ルスランは一年ほど前に起きた火事で、血縁のある家族を全員失っていた。
火事の原因は衛兵による理不尽であった。衛兵が、強制労働をおこなう家政婦の女性を強姦しようとしたところ、抵抗する女性の肘が衛兵の鼻に当たり、衛兵は鼻血を流した。それに腹をたてた衛兵は、酒が入った瓶で女性の体を何度も殴打した。
さらに酷いもので、抵抗したことを詫びる女性を見ながら得意気に一服を始めようとしたところ、その火が酒に引火したことで、家屋を八棟も焼きつくす大火事となったのである。
フィンはその火事を見つけるや否やまっ先に駆けつけ、黒煙の中で方向がわからず、怖くて動けずにいたルスランとサリーフを助けだした。また、そのあと路頭に迷った二人をときおり家に招いては、食卓を囲ったこともあった。
ルスランはそれ以降、フィンに最大限の敬意を払ってきた。彼にとってフィンは兄や父とも言えるような存在で、フィンに認めてもらえることがなによりも嬉しかった。
「もっともっと字を覚えて、フィンさんの側仕えとして活躍できるようになります……必ず!」
「期待してるよルスラン!」
しばらくして座学は解散となった。フィンはそれから、訓練の終わりを伝えるためにクルヴスとともにサリーフの許へ向かった。

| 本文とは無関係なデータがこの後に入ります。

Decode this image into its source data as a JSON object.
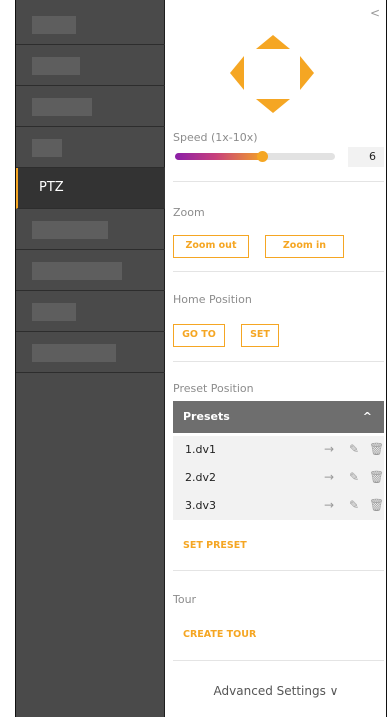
{
  "sidebar": {
    "active_label": "PTZ"
  },
  "panel": {
    "collapse_glyph": "<",
    "speed": {
      "label": "Speed (1x-10x)",
      "value": "6",
      "level": 0.56
    },
    "zoom": {
      "label": "Zoom",
      "zoom_out": "Zoom out",
      "zoom_in": "Zoom in"
    },
    "home": {
      "label": "Home Position",
      "go_to": "GO TO",
      "set": "SET"
    },
    "preset": {
      "label": "Preset Position",
      "header": "Presets",
      "header_chevron": "^",
      "items": [
        {
          "name": "1.dv1"
        },
        {
          "name": "2.dv2"
        },
        {
          "name": "3.dv3"
        }
      ],
      "set_preset": "SET PRESET"
    },
    "tour": {
      "label": "Tour",
      "create": "CREATE TOUR"
    },
    "advanced": "Advanced Settings ∨"
  },
  "icons": {
    "arrow": "→",
    "edit": "✎",
    "delete": "🗑"
  },
  "colors": {
    "accent": "#f5a623",
    "sidebar_bg": "#4a4a4a",
    "sidebar_active_bg": "#333333",
    "presets_header_bg": "#6e6e6e",
    "slider_start": "#8b1fa8"
  }
}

外へ出ると子供たちの中には泣いている者もいて、サリーフは対処に困りあたふたしているようすであった。子供たちは家からでてきたフィンの姿を見つけるや否や駆けよってきた。
「たすけてフィン……サリーフがイジメてくる!」
「いっぱい怒ってきてこわいよ……!」
「よしよし……今日はもうこれで終わりだから大丈夫だよ。怖かったね……」
子供たちをあやしてクルヴスに託したあと、フィンはサリーフを呼んだ。
「すみませんフィンさん……」
「やり過ぎだよサリーフ……もうやりたくないと言われたらどうするんだ。泣かせてしまった原因はなんだと思う?」
「やはり怒鳴り過ぎたのでしょうか……あるいは訓練内容が単純にキツくて耐えがたかったのか……」
フィンは腕を組みサリーフを睨んだ。
「キツいのは当たり前なんだ。君は本質を理解していないな」
サリーフは少し萎縮しながら答えた。
「教えてください……。自分の、どこに至らぬ点がありましたか……?」
「少しだけ見ていたが、君は思いやりに欠けている。子供達の息が切れているなら整うまで待てばいいし、途中で休憩を挟んで日陰に座らせてあげるべきだ。自分がされて嫌なことを相手にしてはいけない。常に相手の気持ちになって考えてみるんだ」
サリーフは、深く納得したように唸り、そして頷いた。
「ありがとうございますフィンさん。明日は必ずもっと上手くやります!」
「あぁ、頑張ってくれ。お疲れ様。今後も期待してるよ」
そう言ってフィンはサリーフを労い、見おくった。